The final Croke Park battle between Ireland and England was more flat beer than romantic champagne
GOD SAVED the queen again at Croke Park on Saturday night, but on this occasion, nobody even batted an eyelid. With a potential Irish grand slam in the balance, the queen’s safety was of secondary importance. It was only the result that mattered, and BOD saved that.
There were no royals in or around the stadium, anyway – apart of course from the Royal Canal. But as Ireland’s captain, Brian O’Driscoll delivered a performance bordering on regal. More than anyone else, he was responsible for ensuring that England departed Ireland’s national sports shrine with a record of played two, lost two.

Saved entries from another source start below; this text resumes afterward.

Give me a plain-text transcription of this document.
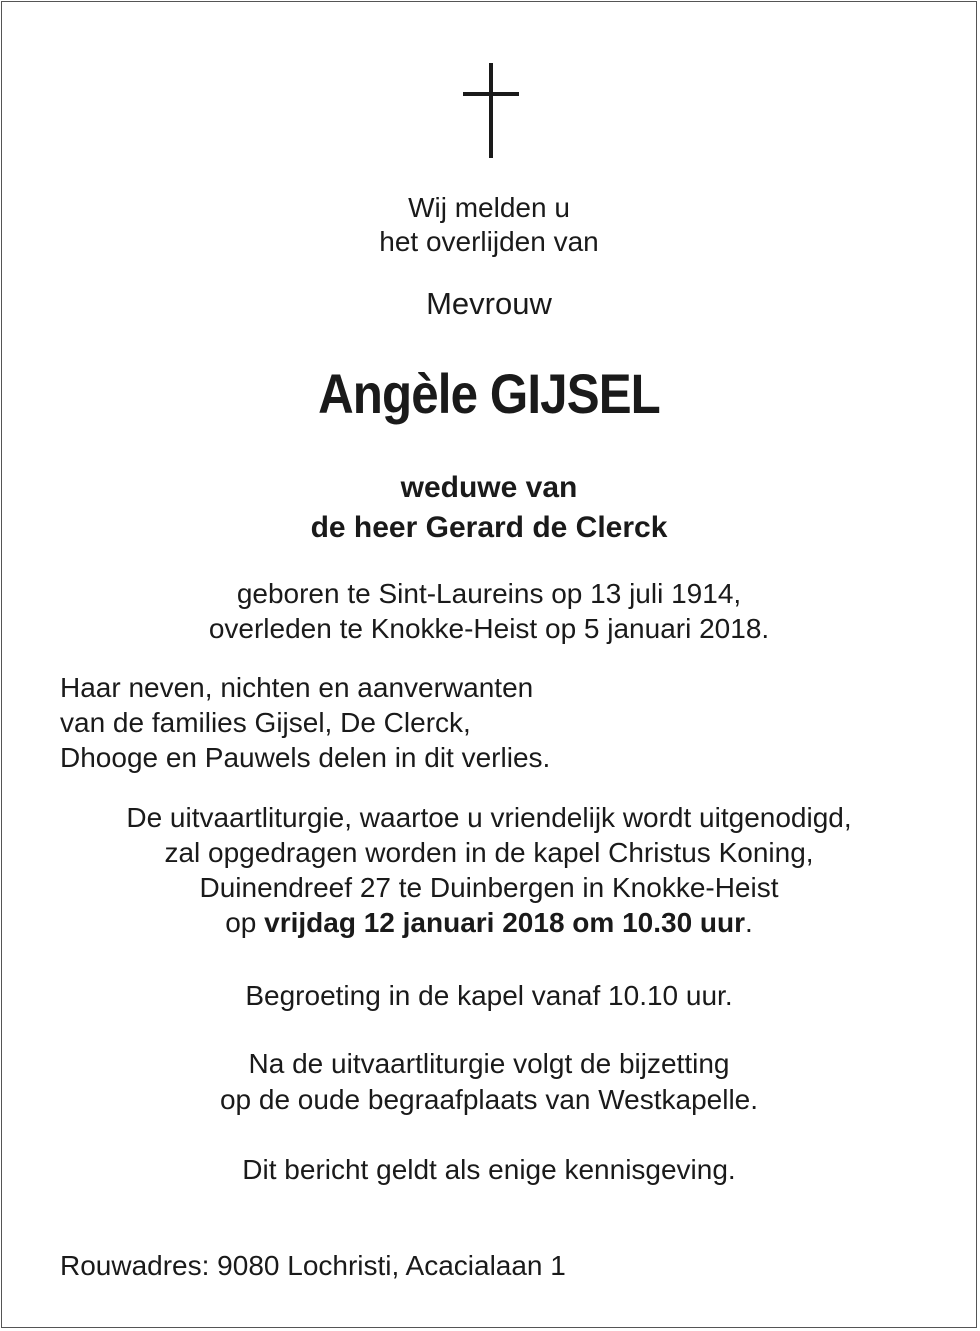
Wij melden u
het overlijden van
Mevrouw
Angèle GIJSEL
weduwe van
de heer Gerard de Clerck
geboren te Sint-Laureins op 13 juli 1914,
overleden te Knokke-Heist op 5 januari 2018.
Haar neven, nichten en aanverwanten
van de families Gijsel, De Clerck,
Dhooge en Pauwels delen in dit verlies.
De uitvaartliturgie, waartoe u vriendelijk wordt uitgenodigd,
zal opgedragen worden in de kapel Christus Koning,
Duinendreef 27 te Duinbergen in Knokke-Heist
op vrijdag 12 januari 2018 om 10.30 uur.
Begroeting in de kapel vanaf 10.10 uur.
Na de uitvaartliturgie volgt de bijzetting
op de oude begraafplaats van Westkapelle.
Dit bericht geldt als enige kennisgeving.
Rouwadres: 9080 Lochristi, Acacialaan 1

On a night when Ronan O’Gara seemed to have put his boots on the wrong way round, O’Driscoll even contributed a much-needed dropped goal.
He also scored Ireland’s only try, completing a hat-trick in Six Nations games to date. And he was intimately involved in several of the night’s most crunching tackles: either as the perpetrator or victim. His performance aside, there was little else about the game to cheer the recession-depressed crowd.

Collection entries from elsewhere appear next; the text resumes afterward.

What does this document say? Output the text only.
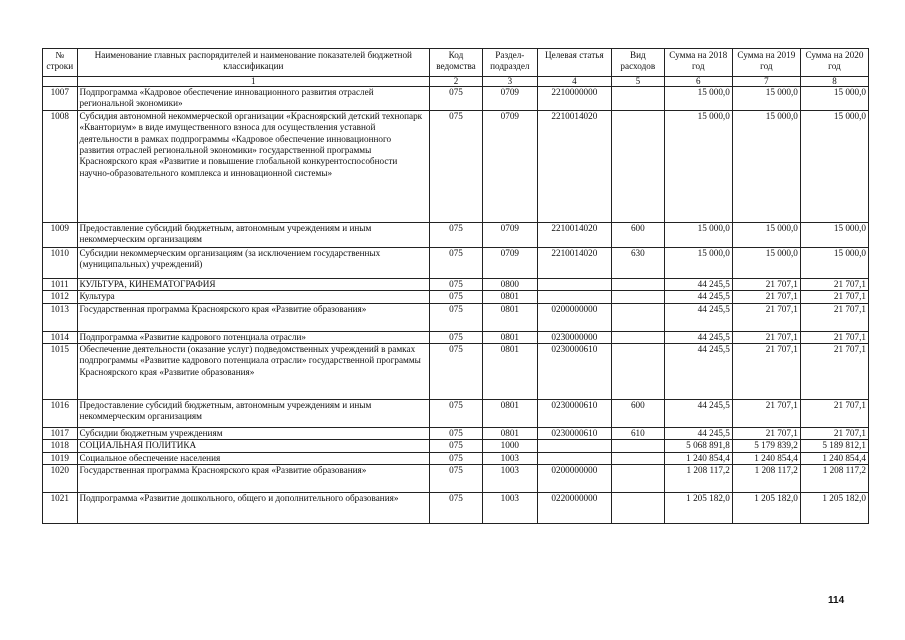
№ строки	Наименование главных распорядителей и наименование показателей бюджетной классификации	Код ведомства	Раздел-подраздел	Целевая статья	Вид расходов	Сумма на 2018 год	Сумма на 2019 год	Сумма на 2020 год
	1	2	3	4	5	6	7	8
1007	Подпрограмма «Кадровое обеспечение инновационного развития отраслей региональной экономики»	075	0709	2210000000		15 000,0	15 000,0	15 000,0
1008	Субсидия автономной некоммерческой организации «Красноярский детский технопарк «Кванториум» в виде имущественного взноса для осуществления уставной деятельности в рамках подпрограммы «Кадровое обеспечение инновационного развития отраслей региональной экономики» государственной программы Красноярского края «Развитие и повышение глобальной конкурентоспособности научно-образовательного комплекса и инновационной системы»	075	0709	2210014020		15 000,0	15 000,0	15 000,0
1009	Предоставление субсидий бюджетным, автономным учреждениям и иным некоммерческим организациям	075	0709	2210014020	600	15 000,0	15 000,0	15 000,0
1010	Субсидии некоммерческим организациям (за исключением государственных (муниципальных) учреждений)	075	0709	2210014020	630	15 000,0	15 000,0	15 000,0
1011	КУЛЬТУРА, КИНЕМАТОГРАФИЯ	075	0800			44 245,5	21 707,1	21 707,1
1012	Культура	075	0801			44 245,5	21 707,1	21 707,1
1013	Государственная программа Красноярского края «Развитие образования»	075	0801	0200000000		44 245,5	21 707,1	21 707,1
1014	Подпрограмма «Развитие кадрового потенциала отрасли»	075	0801	0230000000		44 245,5	21 707,1	21 707,1
1015	Обеспечение деятельности (оказание услуг) подведомственных учреждений в рамках подпрограммы «Развитие кадрового потенциала отрасли» государственной программы Красноярского края «Развитие образования»	075	0801	0230000610		44 245,5	21 707,1	21 707,1
1016	Предоставление субсидий бюджетным, автономным учреждениям и иным некоммерческим организациям	075	0801	0230000610	600	44 245,5	21 707,1	21 707,1
1017	Субсидии бюджетным учреждениям	075	0801	0230000610	610	44 245,5	21 707,1	21 707,1
1018	СОЦИАЛЬНАЯ ПОЛИТИКА	075	1000			5 068 891,8	5 179 839,2	5 189 812,1
1019	Социальное обеспечение населения	075	1003			1 240 854,4	1 240 854,4	1 240 854,4
1020	Государственная программа Красноярского края «Развитие образования»	075	1003	0200000000		1 208 117,2	1 208 117,2	1 208 117,2
1021	Подпрограмма «Развитие дошкольного, общего и дополнительного образования»	075	1003	0220000000		1 205 182,0	1 205 182,0	1 205 182,0
114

The second and final instalment of Ireland versus England at Croker was a microcosm of the historic relationship between the countries: ugly, often violent, and culminating in a hard-fought victory for the home side that was a lot less clear-cut than romantics would have liked.
Not that our former colonial overlords can be blamed for this. Although yet another two yellow cards on Saturday confirmed that, in their disciplinary record, Martin Johnson’s players are the sporting equivalent of the Black and Tans, they at least resembled the side of two years ago in lacking any real attacking threat
Having clearly grasped the importance of tradition in GAA headquarters, the visitors again confined themselves to a modest 13 points.

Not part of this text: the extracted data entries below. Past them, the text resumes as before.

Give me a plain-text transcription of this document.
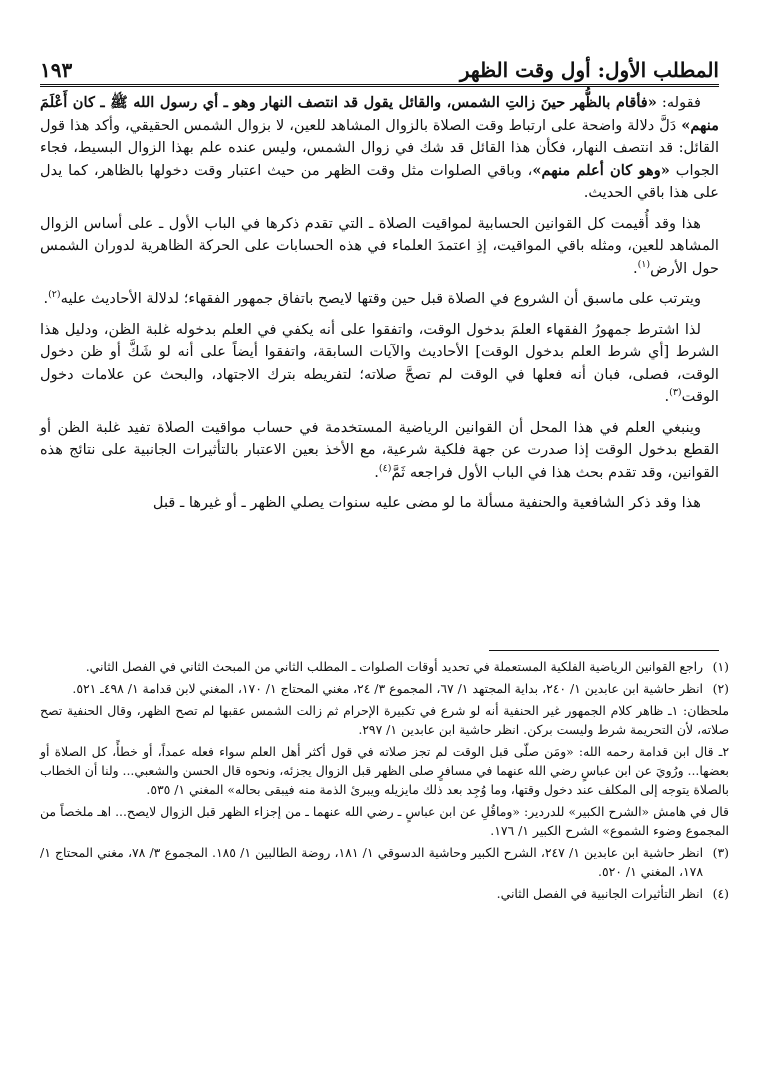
المطلب الأول: أول وقت الظهر
١٩٣

فقوله: «فأقام بالظُّهر حينَ زالتِ الشمس، والقائل يقول قد انتصف النهار وهو ـ أي رسول الله ﷺ ـ كان أَعْلَمَ منهم» دَلَّ دلالة واضحة على ارتباط وقت الصلاة بالزوال المشاهد للعين، لا بزوال الشمس الحقيقي، وأكد هذا قول القائل: قد انتصف النهار، فكأن هذا القائل قد شك في زوال الشمس، وليس عنده علم بهذا الزوال البسيط، فجاء الجواب «وهو كان أعلم منهم»، وباقي الصلوات مثل وقت الظهر من حيث اعتبار وقت دخولها بالظاهر، كما يدل على هذا باقي الحديث.

هذا وقد أُقيمت كل القوانين الحسابية لمواقيت الصلاة ـ التي تقدم ذكرها في الباب الأول ـ على أساس الزوال المشاهد للعين، ومثله باقي المواقيت، إذِ اعتمدَ العلماء في هذه الحسابات على الحركة الظاهرية لدوران الشمس حول الأرض$^{(١)}$.

ويترتب على ماسبق أن الشروع في الصلاة قبل حين وقتها لايصح باتفاق جمهور الفقهاء؛ لدلالة الأحاديث عليه$^{(٢)}$.

لذا اشترط جمهورُ الفقهاء العلمَ بدخول الوقت، واتفقوا على أنه يكفي في العلم بدخوله غلبة الظن، ودليل هذا الشرط [أي شرط العلم بدخول الوقت] الأحاديث والآيات السابقة، واتفقوا أيضاً على أنه لو شَكَّ أو ظن دخول الوقت، فصلى، فبان أنه فعلها في الوقت لم تصحَّ صلاته؛ لتفريطه بترك الاجتهاد، والبحث عن علامات دخول الوقت$^{(٣)}$.

وينبغي العلم في هذا المحل أن القوانين الرياضية المستخدمة في حساب مواقيت الصلاة تفيد غلبة الظن أو القطع بدخول الوقت إذا صدرت عن جهة فلكية شرعية، مع الأخذ بعين الاعتبار بالتأثيرات الجانبية على نتائج هذه القوانين، وقد تقدم بحث هذا في الباب الأول فراجعه ثَمَّ$^{(٤)}$.

هذا وقد ذكر الشافعية والحنفية مسألة ما لو مضى عليه سنوات يصلي الظهر ـ أو غيرها ـ قبل

(١)
راجع القوانين الرياضية الفلكية المستعملة في تحديد أوقات الصلوات ـ المطلب الثاني من المبحث الثاني في الفصل الثاني.
(٢)
انظر حاشية ابن عابدين ١/ ٢٤٠، بداية المجتهد ١/ ٦٧، المجموع ٣/ ٢٤، مغني المحتاج ١/ ١٧٠، المغني لابن قدامة ١/ ٤٩٨ـ ٥٢١.

ملحظان: ١ـ ظاهر كلام الجمهور غير الحنفية أنه لو شرع في تكبيرة الإحرام ثم زالت الشمس عقبها لم تصح الظهر، وقال الحنفية تصح صلاته، لأن التحريمة شرط وليست بركن. انظر حاشية ابن عابدين ١/ ٢٩٧.

٢ـ قال ابن قدامة رحمه الله: «ومَن صلّى قبل الوقت لم تجز صلاته في قول أكثر أهل العلم سواء فعله عمداً، أو خطأً، كل الصلاة أو بعضها... ورُويَ عن ابن عباسٍ رضي الله عنهما في مسافرٍ صلى الظهر قبل الزوال يجزئه، ونحوه قال الحسن والشعبي... ولنا أن الخطاب بالصلاة يتوجه إلى المكلف عند دخول وقتها، وما وُجِد بعد ذلك مايزيله ويبرئ الذمة منه فيبقى بحاله» المغني ١/ ٥٣٥.

قال في هامش «الشرح الكبير» للدردير: «وماقُلِ عن ابن عباسٍ ـ رضي الله عنهما ـ من إجزاء الظهر قبل الزوال لايصح... اهـ ملخصاً من المجموع وضوء الشموع» الشرح الكبير ١/ ١٧٦.

(٣)
انظر حاشية ابن عابدين ١/ ٢٤٧، الشرح الكبير وحاشية الدسوقي ١/ ١٨١، روضة الطالبين ١/ ١٨٥. المجموع ٣/ ٧٨، مغني المحتاج ١/ ١٧٨، المغني ١/ ٥٢٠.
(٤)
انظر التأثيرات الجانبية في الفصل الثاني.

It was the home side that failed to read the script, falling 29 points short of the standard they set in 2007.
Despite O’Driscoll’s heroics, there was no repeat either of the free-flowing moves produced against the French. If that was champagne rugby, this was warm beer, and flat too.
Now in its last 12 months, the experiment of rugby in Croke Park has been a mixed success on the pitch. But it has certainly benefited both GAA and IRFU coffers.
The Oul’ Triangle went jingle jangle again on Saturday, recession or no recession, to the tune of yet another 80,000 crowd paying a typical €90 a ticket.
And contrasting as they were, the two games against England have set a remarkable statistic.
With a few minutes remaining, the Croke Park MC issued his usual “fógra do na gardaí agus na maoir”. It was time for them to take up their “end-of-match positions”, he said. End-of-era positions, he could have added, as Ireland closed the book on a rare 100 per cent success record against the old enemy.